Regels

De eerste die we zagen, zat met een achterpoot klem in een val. De dagen erna heb ik er improviserend twee moeten doden, snel en doeltreffend. Een ander vond zijn einde onder de beugel. De vijfde trok zich terug onder de keuken en werd daar door Melanie opgesloten door een kier te dichten. We zagen er ook een wegkruipen in een tas, die hem een weg uit huis verschafte.

Vooral de laatste twee hadden zich niet aan de regels gehouden. Ze behoren ’s nachts actief te zijn, als wij slapen, overdag hun holletje op te zoeken, behoedzaam langs de plinten te trippelen, zich uit de voeten te maken zodra een mens nadert, zich slechts kenbaar te maken met uitwerpselen en eventueel kapot geknaagde snoeren en kabels, zich koest te houden en zich niet te laten zien, zodat wij hooguit een vermoeden hebben van hun bestaan, ergens parallel aan het onze, maar er niet werkelijk deel van uitmakend.
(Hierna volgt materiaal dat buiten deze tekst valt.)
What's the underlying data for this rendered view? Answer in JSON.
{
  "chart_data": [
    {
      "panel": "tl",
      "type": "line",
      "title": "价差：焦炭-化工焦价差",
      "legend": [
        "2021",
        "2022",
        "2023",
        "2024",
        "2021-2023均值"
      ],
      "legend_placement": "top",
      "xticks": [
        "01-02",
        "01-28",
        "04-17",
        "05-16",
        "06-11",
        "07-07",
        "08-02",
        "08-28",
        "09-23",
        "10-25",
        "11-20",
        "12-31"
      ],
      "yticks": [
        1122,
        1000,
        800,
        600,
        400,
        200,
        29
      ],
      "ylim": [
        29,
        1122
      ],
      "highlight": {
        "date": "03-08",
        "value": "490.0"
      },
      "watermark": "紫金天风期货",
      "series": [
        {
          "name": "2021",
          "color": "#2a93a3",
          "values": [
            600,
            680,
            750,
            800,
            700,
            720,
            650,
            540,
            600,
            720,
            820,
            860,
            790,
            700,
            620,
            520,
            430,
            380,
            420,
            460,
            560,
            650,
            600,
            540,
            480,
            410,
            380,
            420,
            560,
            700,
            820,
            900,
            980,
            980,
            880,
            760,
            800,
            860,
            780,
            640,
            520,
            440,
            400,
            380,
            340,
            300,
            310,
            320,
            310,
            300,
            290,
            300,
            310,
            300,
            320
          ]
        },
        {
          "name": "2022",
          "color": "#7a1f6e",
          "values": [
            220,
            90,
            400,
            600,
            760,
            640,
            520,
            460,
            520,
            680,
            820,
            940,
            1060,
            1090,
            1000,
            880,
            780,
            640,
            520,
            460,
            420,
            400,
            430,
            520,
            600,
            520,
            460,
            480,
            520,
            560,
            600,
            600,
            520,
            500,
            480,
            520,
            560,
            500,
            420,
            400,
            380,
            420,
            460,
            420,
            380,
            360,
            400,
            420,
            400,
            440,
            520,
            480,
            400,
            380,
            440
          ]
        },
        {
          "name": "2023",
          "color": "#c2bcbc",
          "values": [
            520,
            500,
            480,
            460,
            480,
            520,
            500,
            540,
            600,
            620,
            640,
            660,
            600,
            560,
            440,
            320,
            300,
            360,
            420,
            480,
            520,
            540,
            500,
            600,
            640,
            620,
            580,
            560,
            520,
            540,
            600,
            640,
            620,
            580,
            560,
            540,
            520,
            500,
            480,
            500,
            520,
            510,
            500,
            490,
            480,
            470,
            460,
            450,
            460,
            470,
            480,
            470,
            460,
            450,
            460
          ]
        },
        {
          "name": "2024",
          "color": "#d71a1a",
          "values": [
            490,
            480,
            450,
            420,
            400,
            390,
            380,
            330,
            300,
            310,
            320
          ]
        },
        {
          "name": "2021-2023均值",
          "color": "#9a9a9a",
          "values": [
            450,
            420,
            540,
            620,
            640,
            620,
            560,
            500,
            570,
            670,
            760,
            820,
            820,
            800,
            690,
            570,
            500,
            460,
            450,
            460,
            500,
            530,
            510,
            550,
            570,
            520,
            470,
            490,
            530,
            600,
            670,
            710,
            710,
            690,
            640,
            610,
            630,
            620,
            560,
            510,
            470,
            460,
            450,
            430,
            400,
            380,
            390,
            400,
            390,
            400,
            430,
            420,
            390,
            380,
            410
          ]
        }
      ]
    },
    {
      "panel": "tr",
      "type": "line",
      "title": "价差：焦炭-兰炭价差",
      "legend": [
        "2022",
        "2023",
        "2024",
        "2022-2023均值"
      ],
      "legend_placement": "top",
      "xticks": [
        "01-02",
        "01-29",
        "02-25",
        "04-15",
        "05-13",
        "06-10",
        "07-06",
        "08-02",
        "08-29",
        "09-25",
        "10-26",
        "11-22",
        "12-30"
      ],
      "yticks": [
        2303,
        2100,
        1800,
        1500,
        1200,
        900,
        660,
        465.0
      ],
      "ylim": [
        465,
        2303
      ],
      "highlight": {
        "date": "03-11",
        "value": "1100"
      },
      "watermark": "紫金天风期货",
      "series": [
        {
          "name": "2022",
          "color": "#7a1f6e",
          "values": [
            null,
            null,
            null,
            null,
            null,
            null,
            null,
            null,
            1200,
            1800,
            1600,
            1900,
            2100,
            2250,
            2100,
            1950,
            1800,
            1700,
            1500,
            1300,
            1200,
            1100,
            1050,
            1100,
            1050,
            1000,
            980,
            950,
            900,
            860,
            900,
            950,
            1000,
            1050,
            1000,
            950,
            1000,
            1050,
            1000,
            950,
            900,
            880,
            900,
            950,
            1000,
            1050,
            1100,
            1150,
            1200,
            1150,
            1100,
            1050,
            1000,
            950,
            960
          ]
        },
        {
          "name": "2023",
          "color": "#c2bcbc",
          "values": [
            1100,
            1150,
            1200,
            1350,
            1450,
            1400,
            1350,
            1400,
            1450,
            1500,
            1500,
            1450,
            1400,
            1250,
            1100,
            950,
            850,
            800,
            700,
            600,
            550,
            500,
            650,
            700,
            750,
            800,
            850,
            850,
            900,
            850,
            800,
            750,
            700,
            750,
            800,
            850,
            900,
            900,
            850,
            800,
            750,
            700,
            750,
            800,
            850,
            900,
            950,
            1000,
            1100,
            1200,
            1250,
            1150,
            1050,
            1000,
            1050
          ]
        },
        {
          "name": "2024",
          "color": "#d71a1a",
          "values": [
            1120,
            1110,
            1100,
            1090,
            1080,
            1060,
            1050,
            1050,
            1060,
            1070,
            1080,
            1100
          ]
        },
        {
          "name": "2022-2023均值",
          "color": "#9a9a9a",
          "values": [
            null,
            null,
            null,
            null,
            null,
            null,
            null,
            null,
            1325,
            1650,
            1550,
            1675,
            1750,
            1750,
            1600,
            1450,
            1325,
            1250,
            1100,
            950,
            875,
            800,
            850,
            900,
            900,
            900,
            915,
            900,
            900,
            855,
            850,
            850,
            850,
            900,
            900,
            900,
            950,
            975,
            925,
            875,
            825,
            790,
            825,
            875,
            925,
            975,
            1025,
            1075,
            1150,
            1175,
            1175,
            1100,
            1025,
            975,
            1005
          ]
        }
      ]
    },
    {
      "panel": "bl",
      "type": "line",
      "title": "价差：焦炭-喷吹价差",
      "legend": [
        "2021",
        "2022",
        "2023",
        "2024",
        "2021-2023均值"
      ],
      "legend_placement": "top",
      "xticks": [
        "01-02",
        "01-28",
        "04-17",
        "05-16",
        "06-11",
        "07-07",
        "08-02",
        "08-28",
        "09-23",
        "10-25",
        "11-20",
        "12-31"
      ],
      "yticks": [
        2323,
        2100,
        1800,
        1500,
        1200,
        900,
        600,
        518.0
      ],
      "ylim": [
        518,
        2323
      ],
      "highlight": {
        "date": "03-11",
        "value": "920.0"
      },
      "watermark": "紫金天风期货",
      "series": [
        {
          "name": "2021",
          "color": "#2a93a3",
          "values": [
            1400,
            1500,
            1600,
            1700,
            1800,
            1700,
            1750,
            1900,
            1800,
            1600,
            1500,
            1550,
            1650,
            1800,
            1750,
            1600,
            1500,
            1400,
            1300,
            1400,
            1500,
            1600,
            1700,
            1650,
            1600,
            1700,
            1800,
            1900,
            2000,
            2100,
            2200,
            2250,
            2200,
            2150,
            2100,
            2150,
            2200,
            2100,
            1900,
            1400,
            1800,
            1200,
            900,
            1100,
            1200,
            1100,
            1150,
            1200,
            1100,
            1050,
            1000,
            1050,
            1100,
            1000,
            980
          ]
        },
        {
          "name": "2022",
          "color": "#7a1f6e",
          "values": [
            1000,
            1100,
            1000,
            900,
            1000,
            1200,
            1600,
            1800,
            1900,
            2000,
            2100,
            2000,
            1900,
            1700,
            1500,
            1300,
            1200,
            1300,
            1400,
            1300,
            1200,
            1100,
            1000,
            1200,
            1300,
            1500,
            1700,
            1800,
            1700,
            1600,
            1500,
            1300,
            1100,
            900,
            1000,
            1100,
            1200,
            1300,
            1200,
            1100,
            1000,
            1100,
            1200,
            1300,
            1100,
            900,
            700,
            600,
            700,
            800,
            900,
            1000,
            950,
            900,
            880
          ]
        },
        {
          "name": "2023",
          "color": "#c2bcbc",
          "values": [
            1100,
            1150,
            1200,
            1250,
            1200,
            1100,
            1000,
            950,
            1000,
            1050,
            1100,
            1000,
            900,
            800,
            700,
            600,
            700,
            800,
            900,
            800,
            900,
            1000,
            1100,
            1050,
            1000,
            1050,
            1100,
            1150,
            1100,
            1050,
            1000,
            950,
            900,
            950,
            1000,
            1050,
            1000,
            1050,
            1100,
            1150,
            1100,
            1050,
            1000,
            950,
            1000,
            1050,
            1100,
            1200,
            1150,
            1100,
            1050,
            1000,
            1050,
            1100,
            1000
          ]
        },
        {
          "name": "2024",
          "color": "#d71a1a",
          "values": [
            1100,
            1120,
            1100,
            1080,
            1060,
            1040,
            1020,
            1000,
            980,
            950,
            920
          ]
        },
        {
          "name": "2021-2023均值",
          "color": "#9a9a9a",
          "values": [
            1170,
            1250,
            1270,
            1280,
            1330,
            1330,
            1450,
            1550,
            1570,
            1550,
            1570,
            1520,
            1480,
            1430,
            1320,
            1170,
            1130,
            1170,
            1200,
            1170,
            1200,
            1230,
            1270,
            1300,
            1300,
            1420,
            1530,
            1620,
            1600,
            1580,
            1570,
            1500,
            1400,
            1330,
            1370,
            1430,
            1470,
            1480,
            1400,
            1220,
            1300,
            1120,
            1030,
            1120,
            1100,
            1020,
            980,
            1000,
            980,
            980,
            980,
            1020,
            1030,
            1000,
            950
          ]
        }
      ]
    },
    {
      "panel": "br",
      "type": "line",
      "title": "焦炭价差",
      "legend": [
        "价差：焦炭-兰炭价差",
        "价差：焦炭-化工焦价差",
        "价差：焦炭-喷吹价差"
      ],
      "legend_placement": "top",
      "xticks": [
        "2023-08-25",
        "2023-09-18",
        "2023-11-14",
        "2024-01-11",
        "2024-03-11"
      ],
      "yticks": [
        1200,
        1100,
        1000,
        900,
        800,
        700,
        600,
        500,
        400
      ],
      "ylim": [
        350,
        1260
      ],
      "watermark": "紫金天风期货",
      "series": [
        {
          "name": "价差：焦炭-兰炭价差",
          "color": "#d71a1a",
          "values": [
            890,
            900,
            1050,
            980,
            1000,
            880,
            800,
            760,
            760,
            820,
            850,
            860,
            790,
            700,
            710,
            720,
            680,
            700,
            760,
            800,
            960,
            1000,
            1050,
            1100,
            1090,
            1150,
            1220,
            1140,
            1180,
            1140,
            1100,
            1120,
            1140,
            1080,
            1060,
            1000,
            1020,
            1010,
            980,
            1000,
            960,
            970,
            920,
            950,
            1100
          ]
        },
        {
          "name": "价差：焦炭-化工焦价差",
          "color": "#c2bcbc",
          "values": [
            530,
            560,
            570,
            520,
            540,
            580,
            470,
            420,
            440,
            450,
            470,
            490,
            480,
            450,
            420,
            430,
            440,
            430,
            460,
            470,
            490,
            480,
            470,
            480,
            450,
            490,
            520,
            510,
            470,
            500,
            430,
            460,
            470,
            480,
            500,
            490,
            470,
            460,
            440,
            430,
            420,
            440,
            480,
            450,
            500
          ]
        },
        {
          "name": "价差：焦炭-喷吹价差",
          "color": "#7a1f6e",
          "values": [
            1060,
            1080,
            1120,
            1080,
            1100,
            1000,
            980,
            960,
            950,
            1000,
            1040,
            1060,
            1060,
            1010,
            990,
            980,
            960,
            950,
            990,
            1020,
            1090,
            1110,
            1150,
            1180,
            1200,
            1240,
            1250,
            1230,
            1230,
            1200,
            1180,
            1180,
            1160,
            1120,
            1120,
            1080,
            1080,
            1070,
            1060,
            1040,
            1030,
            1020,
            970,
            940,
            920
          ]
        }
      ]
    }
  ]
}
Bij ons liepen ze op klaarlichte dag onderzoekend door de kamer. Pas als we hard in onze handen klapten, zochten ze dekking, om even later weer te verschijnen. Aan de regel van de uitwerpselen hielden ze zich wel, hoewel het dus niet het enige was waardoor wij wisten van hun aanwezigheid. Schade aan snoeren en kabels hebben we niet ontdekt. De beestjes werkten vooral op de zenuwen, erg op de zenuwen. Het lijkt wat overdreven, maar een mens zou er bijna van gaan bidden, bidden dat de rest keurig onder de keuken blijft.